Em entrevista exclusiva à ABIA, a gerente de DST/AIDS, sangue e hemoderivados da Secretaria de Estado de Saúde do Rio de Janeiro, Denise Pires, avalia a gravíssima situação da saúde que afeta o atendimento aos pacientes que vivem com AIDS hoje no estado. Pires revela como os gestores planejam atender os 700 pacientes com HIV que foram transferidos para o Iaserj, após o fechamento do serviço de AIDS no Hospital São Francisco de Assis (antigo Hospital da Venerável Ordem Terceira da Penitência) na Tijuca (RJ). Segundo Pires, os serviços não serão interrompidos e a secretaria está trabalhando para causar o mínimo de impacto possível aos pacientes na transferência dos serviços para o IASERJ. Apesar da boa expectativa, a gerente de DST/AIDS reconhece a situação no estado é gravíssima. “Certamente há muita morte que poderia ser evitada”.
ABIA: O Serviço de AIDS, oferecido pela Secretaria Estadual de Saúde no Hospital Francisco de Assis surgiu há quatro anos com a promessa de ampliar a assistência das pessoas que vivem com HIV e AIDS no estado. O que aconteceu com o serviço neste período?
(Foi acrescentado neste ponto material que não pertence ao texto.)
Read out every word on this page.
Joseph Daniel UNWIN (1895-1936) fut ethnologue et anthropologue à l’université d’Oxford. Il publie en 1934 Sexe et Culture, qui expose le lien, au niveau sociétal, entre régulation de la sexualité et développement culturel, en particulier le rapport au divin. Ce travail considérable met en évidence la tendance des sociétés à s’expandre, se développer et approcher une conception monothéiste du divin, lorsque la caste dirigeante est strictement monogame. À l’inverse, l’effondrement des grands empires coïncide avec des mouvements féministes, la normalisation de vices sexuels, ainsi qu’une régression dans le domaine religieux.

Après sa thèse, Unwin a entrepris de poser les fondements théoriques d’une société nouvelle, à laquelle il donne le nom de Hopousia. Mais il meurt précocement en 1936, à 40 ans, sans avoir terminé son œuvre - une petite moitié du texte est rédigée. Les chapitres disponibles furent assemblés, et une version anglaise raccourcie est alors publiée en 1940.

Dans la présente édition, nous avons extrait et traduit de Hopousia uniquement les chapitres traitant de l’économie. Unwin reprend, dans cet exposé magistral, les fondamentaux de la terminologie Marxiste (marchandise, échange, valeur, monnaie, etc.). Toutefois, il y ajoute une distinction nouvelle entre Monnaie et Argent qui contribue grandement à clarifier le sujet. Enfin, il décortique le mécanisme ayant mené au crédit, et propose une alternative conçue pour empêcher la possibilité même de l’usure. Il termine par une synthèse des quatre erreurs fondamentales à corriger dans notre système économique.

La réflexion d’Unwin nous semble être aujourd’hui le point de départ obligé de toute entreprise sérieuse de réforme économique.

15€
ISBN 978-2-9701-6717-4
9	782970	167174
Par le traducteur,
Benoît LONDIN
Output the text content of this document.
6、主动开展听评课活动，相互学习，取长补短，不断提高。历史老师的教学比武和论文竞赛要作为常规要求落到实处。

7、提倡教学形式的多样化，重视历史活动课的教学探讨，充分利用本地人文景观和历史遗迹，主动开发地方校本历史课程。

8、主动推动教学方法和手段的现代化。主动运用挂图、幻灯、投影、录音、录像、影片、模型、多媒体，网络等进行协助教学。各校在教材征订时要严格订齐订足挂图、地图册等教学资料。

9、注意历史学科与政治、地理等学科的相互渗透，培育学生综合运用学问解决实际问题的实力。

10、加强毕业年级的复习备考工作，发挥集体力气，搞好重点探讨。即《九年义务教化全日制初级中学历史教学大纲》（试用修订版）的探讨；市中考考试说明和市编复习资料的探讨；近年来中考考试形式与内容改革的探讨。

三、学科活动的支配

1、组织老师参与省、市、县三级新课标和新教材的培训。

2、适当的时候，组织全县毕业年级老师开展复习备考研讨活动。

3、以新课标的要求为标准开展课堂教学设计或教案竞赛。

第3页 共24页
Denise Pires: A secretaria realizou uma iniciativa importante ao montar o ambulatório na Tijuca. Na época, enfrentávamos algumas circunstâncias, das quais destaco: 1) o problema de oferta de serviços e 2) o gargalo no atendimento surgido na ocasião da testagem móvel dirigida à população de maior vulnerabilidade no Projeto Fazer. Havia um acordo entre os dois níveis de gestão, estado e município, que a referência seria o Hospital dos Servidores, mas houve um momento que não foi mais possível absorver. Havia também dois fóruns de organizações não governamentais que atuavam no campo da AIDS e da Tuberculose. Estes fóruns faziam pressão para uma resposta. Foi neste momento que surgiu o ambulatório. Já havia uma Organização Social (OS) que administrava alguns serviços na Ordem Terceira (que é um hospital vinculado à Igreja Católica). O ambulatório entrou neste conjunto de ofertas de serviços. Conseguimos oito leitos, mas nunca foram de maior complexidade. Eram leitos para pacientes com baixa complexidade, porque não havia isolamento respiratório. Se alguém com tuberculose fosse internado, por exemplo, tinha que ser mantido no quarto, sem contato com outros pacientes. O Hospital tinha um CTI, mas não era da AIDS. Sem dúvida, no Estado, um dos nossos grandes desafios é organizar a assistência aos pacientes com AIDS, porque exige uma complexidade. Exige uma resposta que envolva os três níveis de governo, integração e articulação de serviços, além da otimização de recursos existentes. O ambulatório é importante, mas deve estar integrado a outros setores.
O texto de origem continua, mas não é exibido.